Täter hat selbst dreijähriges Kind in Schweden
Bei dem Täter soll es sich um einen syrischen Flüchtling namens Abdalmasih H., geboren 1991, handeln. In seinem Asylantrag behauptete er, ein Christ aus Syrien zu sein. Bei seiner Tat hätte er zudem ein Kreuz dabeigehabt. Er war den Sicherheitsbehörden vorher nicht bekannt, hatte am 28. November 2022 einen Asylantrag in Frankreich gestellt. Zuvor hatte er einen Flüchtlingsstatus in Schweden besessen, wo er bereits seit 2013 lebte. Er ist laut Medienberichten mit einer Schwedin verheiratet, mit der er zudem ein dreijähriges Kind habe. Sein Asylantrag wurde daher vier Tage zuvor als unzulässig zurückgewiesen, so der Polizeireporter Amaury Bucco auf CNews.

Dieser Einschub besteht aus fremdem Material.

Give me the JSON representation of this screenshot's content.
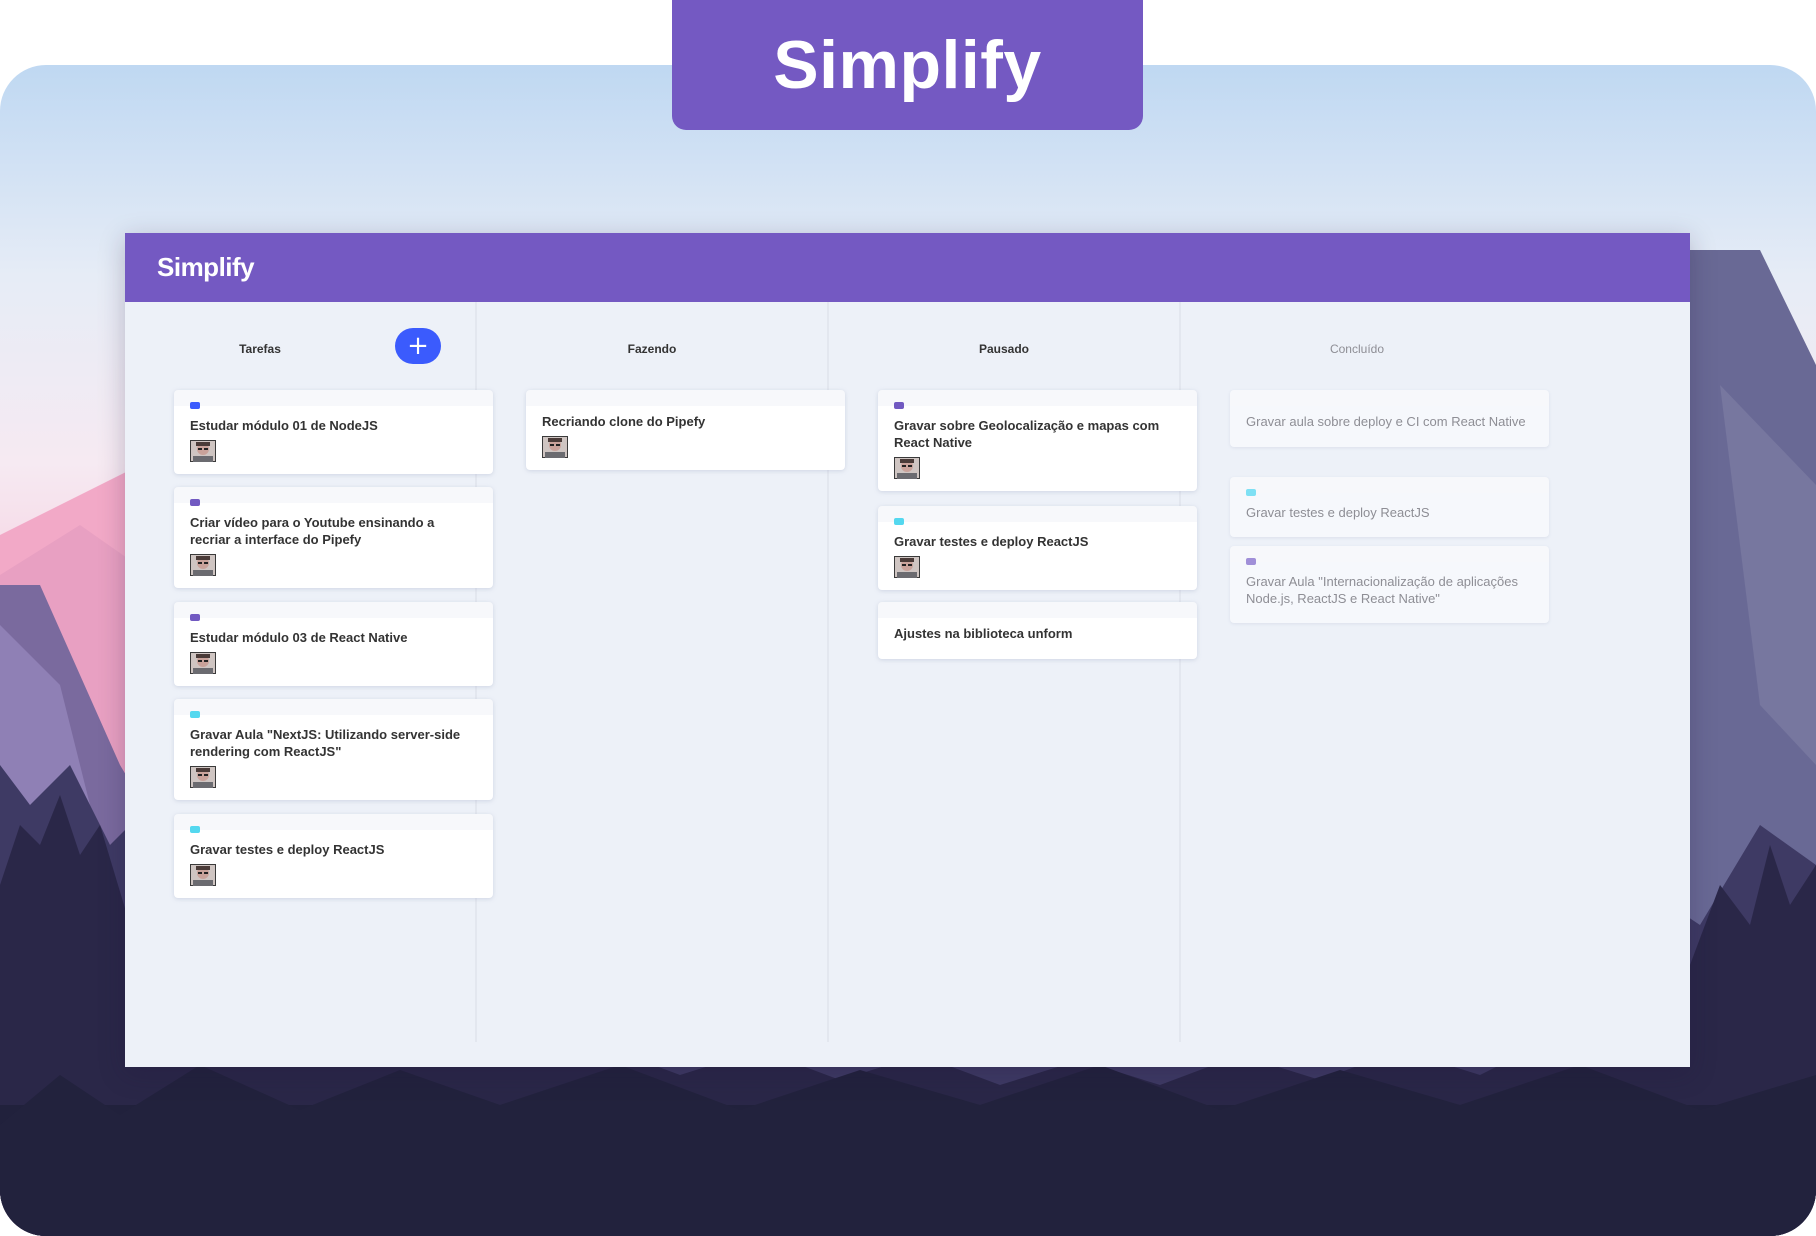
{
  "banner": {
    "title": "Simplify"
  },
  "app": {
    "logo": "Simplify"
  },
  "colors": {
    "brand_purple": "#7459c2",
    "add_button_blue": "#3b5bfd",
    "label_blue": "#3b5bfd",
    "label_purple": "#7159c1",
    "label_cyan": "#54d8ef",
    "label_lavender": "#a08fd8"
  },
  "icons": {
    "add": "plus-icon",
    "avatar": "user-avatar"
  },
  "lists": [
    {
      "title": "Tarefas",
      "add_button_label": "+",
      "cards": [
        {
          "label_color": "#3b5bfd",
          "content": "Estudar módulo 01 de NodeJS",
          "has_avatar": true
        },
        {
          "label_color": "#7159c1",
          "content": "Criar vídeo para o Youtube ensinando a recriar a interface do Pipefy",
          "has_avatar": true
        },
        {
          "label_color": "#7159c1",
          "content": "Estudar módulo 03 de React Native",
          "has_avatar": true
        },
        {
          "label_color": "#54d8ef",
          "content": "Gravar Aula \"NextJS: Utilizando server-side rendering com ReactJS\"",
          "has_avatar": true
        },
        {
          "label_color": "#54d8ef",
          "content": "Gravar testes e deploy ReactJS",
          "has_avatar": true
        }
      ]
    },
    {
      "title": "Fazendo",
      "cards": [
        {
          "label_color": null,
          "content": "Recriando clone do Pipefy",
          "has_avatar": true
        }
      ]
    },
    {
      "title": "Pausado",
      "cards": [
        {
          "label_color": "#7159c1",
          "content": "Gravar sobre Geolocalização e mapas com React Native",
          "has_avatar": true
        },
        {
          "label_color": "#54d8ef",
          "content": "Gravar testes e deploy ReactJS",
          "has_avatar": true
        },
        {
          "label_color": null,
          "content": "Ajustes na biblioteca unform",
          "has_avatar": false
        }
      ]
    },
    {
      "title": "Concluído",
      "done": true,
      "cards": [
        {
          "label_color": null,
          "content": "Gravar aula sobre deploy e CI com React Native",
          "has_avatar": false
        },
        {
          "label_color": "#7ee0f4",
          "content": "Gravar testes e deploy ReactJS",
          "has_avatar": false
        },
        {
          "label_color": "#a08fd8",
          "content": "Gravar Aula \"Internacionalização de aplicações Node.js, ReactJS e React Native\"",
          "has_avatar": false
        }
      ]
    }
  ]
}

Laut einem Zeugen war der mutmaßliche Täter seit einigen Tagen immer wieder in den Park gekommen und hatte dabei Zeichen der Nervosität gezeigt. Das erscheint als weiteres Indiz für einen geplanten Angriff.
Online und in den französischen Medien zirkulieren mehrere Videos, die der Tat zuzuordnen sind. Sie zeigen, wie die Erwachsenen versuchen, den Täter abzuwehren. Frauen rufen nach Hilfe, Männer nach der Polizei. Der Täter rennt auf dem Spielplatz hin und her und versucht immer wieder, die Kinder und Erwachsenen mit einem Messer anzugreifen. Zu sehen ist auch, wie der Mann, gekleidet ganz in Schwarz, seine Halskette – gleich einem Talisman – in der Hand hält.
Auf einem zweiten Video, das seinen Weg auch in die französischen Fernsehkanäle fand, ist zu sehen, wie zwei Männer den Angreifer verfolgen, indem sie ihre Rucksäcke als Schilde benutzen. Spätere wurde der Mann angeblich von drei Polizisten niedergerungen.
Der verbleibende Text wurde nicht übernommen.